The pBM19-cured strain MGA3C-A6 has a higher methanol tolerance and a lower formaldehyde tolerance than the wild-type strain upon growth on mannitol.
The pBM19-cured strain MGA3C-A6 lacks mdh needed to convert methanol into formaldehyde (8), and it also lacks a functional RuMP pathway. Interestingly, during growth on mannitol, MGA3C-A6 cells can tolerate the addition of about a 10-fold-higher methanol concentration than wild-type MGA3 cells under similar conditions (Fig. 2B and C). This result suggests that the toxic effect observed in response to methanol pulses for the wild-type cells is largely due to accumulation of formaldehyde produced by the MDH-mediated conversion of methanol (Fig. 1). We analyzed the phenotypic responses of pulsing formaldehyde instead of methanol to the cell cultures upon growth in mannitol. The results show that the tolerance of MGA3C-A6 for formaldehyde is significantly lower than that of the wild-type strain under these conditions (Fig. 3), which supports our assumption that the RuMP pathway is important for formaldehyde detoxification. Together, these results demonstrate that both mdh and the RuMP pathway genes play major roles in methanol and formaldehyde tolerance by B. methanolicus.
Reintroduction of the homologous mdh gene in MGA3C-A6 reduces methanol tolerance to the wild-type level.
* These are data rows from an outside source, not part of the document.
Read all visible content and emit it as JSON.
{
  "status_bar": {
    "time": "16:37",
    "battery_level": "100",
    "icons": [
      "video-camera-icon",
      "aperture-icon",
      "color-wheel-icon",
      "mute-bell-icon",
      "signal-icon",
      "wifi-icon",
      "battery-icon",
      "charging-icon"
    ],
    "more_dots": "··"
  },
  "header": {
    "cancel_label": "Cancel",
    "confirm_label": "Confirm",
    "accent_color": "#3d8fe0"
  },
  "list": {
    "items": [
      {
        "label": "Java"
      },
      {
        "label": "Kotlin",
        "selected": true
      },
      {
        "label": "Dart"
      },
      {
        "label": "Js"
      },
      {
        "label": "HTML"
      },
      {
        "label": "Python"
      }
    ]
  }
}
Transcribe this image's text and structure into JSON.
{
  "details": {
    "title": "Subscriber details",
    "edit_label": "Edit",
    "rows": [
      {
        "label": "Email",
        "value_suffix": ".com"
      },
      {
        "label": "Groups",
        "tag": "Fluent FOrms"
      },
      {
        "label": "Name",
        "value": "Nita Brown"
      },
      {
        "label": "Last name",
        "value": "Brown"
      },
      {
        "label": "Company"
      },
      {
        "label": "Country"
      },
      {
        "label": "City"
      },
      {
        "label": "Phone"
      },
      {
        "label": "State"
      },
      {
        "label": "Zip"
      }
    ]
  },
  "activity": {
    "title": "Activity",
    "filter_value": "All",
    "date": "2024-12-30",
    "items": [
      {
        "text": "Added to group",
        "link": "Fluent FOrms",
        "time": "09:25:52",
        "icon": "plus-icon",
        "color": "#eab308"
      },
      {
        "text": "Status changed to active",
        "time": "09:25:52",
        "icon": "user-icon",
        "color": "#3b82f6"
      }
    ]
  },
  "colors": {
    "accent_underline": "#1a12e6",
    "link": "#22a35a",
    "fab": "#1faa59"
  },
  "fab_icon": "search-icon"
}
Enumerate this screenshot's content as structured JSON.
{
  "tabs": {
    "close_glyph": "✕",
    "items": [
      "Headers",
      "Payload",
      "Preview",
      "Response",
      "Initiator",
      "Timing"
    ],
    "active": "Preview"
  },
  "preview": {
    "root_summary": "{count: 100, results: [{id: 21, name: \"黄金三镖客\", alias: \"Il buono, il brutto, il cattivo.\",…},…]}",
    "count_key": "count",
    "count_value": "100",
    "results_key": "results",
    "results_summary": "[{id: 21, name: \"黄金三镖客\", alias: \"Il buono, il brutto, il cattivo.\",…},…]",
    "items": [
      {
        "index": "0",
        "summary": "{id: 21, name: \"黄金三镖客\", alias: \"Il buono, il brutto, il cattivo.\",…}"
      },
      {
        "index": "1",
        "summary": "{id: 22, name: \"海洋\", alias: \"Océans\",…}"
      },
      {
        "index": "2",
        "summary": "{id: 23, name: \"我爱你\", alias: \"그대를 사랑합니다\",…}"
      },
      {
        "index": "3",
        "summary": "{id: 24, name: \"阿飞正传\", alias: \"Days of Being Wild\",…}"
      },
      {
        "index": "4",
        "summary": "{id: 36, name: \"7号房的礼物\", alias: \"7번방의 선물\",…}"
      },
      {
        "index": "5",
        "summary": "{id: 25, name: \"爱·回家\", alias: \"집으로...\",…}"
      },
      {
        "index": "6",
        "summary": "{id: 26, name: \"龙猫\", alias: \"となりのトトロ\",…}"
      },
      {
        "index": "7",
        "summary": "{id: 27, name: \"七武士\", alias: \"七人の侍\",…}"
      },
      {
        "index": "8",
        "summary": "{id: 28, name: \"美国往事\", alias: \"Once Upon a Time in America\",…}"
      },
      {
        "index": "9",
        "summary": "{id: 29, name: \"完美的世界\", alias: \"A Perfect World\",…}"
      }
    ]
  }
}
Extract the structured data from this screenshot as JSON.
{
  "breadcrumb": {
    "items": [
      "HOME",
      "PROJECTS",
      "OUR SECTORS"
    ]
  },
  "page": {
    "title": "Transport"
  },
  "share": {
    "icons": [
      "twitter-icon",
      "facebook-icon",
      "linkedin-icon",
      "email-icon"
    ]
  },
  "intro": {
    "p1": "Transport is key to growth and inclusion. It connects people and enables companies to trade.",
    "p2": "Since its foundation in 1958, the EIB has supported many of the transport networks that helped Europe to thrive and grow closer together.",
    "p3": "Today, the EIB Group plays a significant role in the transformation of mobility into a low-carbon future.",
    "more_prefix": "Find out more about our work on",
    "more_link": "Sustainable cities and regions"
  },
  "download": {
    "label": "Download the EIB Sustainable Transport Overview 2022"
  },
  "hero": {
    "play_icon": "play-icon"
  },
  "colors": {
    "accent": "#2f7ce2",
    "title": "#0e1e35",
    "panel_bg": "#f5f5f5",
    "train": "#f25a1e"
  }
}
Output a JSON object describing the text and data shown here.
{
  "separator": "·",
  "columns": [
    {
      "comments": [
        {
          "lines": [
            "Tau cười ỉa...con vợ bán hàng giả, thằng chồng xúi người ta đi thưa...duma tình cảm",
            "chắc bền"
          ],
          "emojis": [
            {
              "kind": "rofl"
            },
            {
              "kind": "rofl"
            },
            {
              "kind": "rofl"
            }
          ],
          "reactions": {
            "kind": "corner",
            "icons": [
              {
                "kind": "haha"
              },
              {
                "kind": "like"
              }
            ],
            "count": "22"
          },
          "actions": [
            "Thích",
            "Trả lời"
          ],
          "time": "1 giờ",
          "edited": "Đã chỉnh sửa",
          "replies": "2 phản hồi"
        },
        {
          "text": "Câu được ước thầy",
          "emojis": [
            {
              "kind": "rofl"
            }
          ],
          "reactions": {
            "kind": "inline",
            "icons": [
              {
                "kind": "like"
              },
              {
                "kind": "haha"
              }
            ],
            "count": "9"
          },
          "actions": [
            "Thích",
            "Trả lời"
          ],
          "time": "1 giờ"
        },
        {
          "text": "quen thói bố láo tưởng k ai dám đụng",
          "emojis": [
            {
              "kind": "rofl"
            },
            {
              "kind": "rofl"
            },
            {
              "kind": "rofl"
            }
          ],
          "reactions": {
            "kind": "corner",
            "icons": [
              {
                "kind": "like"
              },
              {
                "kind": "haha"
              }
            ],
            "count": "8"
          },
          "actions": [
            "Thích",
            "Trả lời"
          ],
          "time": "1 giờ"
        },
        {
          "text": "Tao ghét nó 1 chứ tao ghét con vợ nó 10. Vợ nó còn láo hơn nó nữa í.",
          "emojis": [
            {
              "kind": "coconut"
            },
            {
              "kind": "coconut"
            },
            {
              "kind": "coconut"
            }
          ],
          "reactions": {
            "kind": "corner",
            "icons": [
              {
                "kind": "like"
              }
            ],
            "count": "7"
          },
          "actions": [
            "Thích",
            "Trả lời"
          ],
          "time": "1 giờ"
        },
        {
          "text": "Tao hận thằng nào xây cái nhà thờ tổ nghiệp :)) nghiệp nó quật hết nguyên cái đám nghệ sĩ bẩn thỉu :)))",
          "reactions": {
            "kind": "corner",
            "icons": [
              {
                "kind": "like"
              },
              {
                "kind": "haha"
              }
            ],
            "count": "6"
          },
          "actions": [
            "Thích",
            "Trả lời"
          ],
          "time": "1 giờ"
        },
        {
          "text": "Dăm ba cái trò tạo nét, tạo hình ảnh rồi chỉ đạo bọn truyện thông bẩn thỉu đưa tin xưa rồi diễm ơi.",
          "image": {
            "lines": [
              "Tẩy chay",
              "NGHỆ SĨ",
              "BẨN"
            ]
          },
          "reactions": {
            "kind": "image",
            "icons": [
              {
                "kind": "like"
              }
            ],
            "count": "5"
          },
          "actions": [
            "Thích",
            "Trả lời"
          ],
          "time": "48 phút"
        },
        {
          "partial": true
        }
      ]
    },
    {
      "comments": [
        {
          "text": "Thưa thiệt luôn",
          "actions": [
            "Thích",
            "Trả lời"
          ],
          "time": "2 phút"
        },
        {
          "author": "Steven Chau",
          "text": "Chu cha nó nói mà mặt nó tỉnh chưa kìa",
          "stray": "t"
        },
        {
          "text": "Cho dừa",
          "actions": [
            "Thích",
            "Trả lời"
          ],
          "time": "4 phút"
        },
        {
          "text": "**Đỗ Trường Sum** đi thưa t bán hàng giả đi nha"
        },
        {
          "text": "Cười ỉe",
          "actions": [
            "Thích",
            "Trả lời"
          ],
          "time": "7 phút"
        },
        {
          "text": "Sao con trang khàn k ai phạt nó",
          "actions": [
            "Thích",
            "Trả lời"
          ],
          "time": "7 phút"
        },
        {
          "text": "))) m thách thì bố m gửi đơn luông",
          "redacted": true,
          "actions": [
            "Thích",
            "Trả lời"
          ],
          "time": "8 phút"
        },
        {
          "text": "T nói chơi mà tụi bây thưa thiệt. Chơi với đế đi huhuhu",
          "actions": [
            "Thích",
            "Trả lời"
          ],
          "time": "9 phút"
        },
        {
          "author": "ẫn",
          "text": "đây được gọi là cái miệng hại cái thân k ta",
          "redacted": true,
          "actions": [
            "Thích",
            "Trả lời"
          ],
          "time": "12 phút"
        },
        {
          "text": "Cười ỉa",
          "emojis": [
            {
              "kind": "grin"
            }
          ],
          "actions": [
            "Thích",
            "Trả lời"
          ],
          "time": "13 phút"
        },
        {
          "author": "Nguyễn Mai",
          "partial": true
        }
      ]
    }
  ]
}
Inspection of the RT-PCR data indicated that mdh, in contrast to the RuMP pathway genes tested, is also transcribed at relatively high levels during mannitol growth, and our data imply that this causes a rapid accumulation of formaldehyde to toxic levels when these cells are pulsed with methanol. To further investigate this, we used plasmid pTB1.9mdhL (Table 1), which is a pBM19 derivative that carries mdh and no RuMP pathway genes. We have shown that this plasmid is not sufficient to restore methanol growth when introduced into the pBM19-cured strain MGA3C-A6 (8). To rule out the possibility that this observation is due to poor expression of mdh, hps, and phi, we analyzed strain MGA3C-A6(pTB1.9mdhL) upon growth in mannitol (μ = 0.26 h−1 ± 0.02) by RT-PCR as described above. The results showed that the transcription levels of all three genes are similar to those in the wild-type strain under these conditions (data not shown). We next performed phenotypic characterization of this strain upon growth in mannitol, and the results show that the reconstitution of the homologous mdh gene caused a decrease in the methanol tolerance level of MGA3C-A6 down to wild-type levels. As observed for the wild-type strain (Fig. 2B), the pulsing of 180 mM methanol inhibited the growth of MGA3C-A6(pTB1.9mdhL), while this level had no effect on the growth of the control strain, MGA3C-A6(pTB1.9), which lacks the mdh gene (data not shown). These results support our theory that the high expression of mdh causes the formation of formaldehyde when methanol is pulsed into the growth medium, and in the absence of a functional RuMP pathway, the formaldehyde rapidly accumulates to toxic levels in the cells.
Overexpression of homologous hps and phi genes in wild-type MGA3 causes a higher growth rate on methanol and improved methanol tolerance.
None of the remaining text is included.